La modernidad y los socialismos llegan juntos
Grosso modo, a fines del siglo XIX y durante el primer tercio del XX ya se alcanzó cierta estabilidad política y fronteriza. Algunas naciones, como Argentina, parecían encaminarse hacia el desarrollo y la prosperidad crecientes, pero, simultáneamente, las ideas estatistas y el rechazo a los fundamentos morales y jurídicos de las repúblicas liberales llegaban con gran fuerza, de la mano de la amplia familia socialista.

Por una parte, desde la revolución mexicana de 1910 comenzó a arraigar el socialismo colectivista, que asignaba al Estado como primera responsabilidad la función de distribuir la riqueza de manera supuestamente equitativa, algo que ya aparece consignado en la Constitución de Querétaro (México), de 1917. Incluso antes de esa fecha, de la mano de José Batlle y Ordóñez surge en Uruguay una forma benigna y democrática de socialismo, acaso muy influida en el plano teórico por el fabianismo de los británicos y en el práctico por la experiencia de la república suiza.

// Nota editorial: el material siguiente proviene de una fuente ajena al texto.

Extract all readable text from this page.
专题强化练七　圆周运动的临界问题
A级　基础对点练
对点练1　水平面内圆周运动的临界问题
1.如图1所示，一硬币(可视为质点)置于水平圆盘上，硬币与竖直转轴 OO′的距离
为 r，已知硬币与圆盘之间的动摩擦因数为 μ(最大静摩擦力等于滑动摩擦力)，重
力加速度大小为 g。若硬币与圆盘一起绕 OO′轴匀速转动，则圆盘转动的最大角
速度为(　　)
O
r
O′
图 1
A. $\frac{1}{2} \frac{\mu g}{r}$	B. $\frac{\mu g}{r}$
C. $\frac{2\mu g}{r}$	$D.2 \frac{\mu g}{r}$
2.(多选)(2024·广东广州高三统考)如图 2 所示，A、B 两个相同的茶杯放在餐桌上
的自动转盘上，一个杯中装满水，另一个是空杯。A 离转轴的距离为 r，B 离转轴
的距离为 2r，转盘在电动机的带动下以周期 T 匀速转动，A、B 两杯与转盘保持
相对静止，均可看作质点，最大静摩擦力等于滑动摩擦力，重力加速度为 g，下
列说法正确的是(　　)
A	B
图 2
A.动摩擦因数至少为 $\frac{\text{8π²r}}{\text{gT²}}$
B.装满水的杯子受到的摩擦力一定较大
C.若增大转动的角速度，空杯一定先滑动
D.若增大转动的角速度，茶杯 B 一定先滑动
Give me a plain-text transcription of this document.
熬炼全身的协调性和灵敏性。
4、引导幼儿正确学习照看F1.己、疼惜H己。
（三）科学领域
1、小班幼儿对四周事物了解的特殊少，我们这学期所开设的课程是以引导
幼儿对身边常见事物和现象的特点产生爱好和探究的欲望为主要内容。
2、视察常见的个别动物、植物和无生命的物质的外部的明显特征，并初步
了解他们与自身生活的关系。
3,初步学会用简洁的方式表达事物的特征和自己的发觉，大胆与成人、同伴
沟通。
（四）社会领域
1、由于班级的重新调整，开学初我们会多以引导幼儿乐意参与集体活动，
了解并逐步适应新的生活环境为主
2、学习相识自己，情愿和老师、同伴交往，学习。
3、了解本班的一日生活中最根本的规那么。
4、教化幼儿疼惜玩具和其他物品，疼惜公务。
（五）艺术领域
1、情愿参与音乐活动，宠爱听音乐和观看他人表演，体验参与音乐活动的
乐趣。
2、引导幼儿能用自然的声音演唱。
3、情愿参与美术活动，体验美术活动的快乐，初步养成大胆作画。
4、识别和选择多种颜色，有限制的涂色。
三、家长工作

Por la otra, el socialismo de derecha o fascismo, mezclado con el nacionalismo xenófobo, se convierte en una fuerza importante en países como Brasil (Getulio Vargas) y Argentina (Juan Domingo Perón).

A la izquierda y a la derecha del espectro político, casi todas las fuerzas dominantes coinciden en el autoritarismo como fórmula de gobierno -usualmente representado por hombres fuertes-, el populismo, para procurar legitimidad y respaldo social, y en diversas expresiones del colectivismo, para conseguir el desarrollo. Prácticamente ninguna agrupación se atreve a defender la responsabilidad individual, el acatamiento de la ley, los derechos de propiedad y el mercado. De acuerdo con la mentalidad latinoamericana, esas son causas antiguas, reaccionarias, propias de los viejos regímenes liberales que desaparecieron con los tiempos revolucionarios.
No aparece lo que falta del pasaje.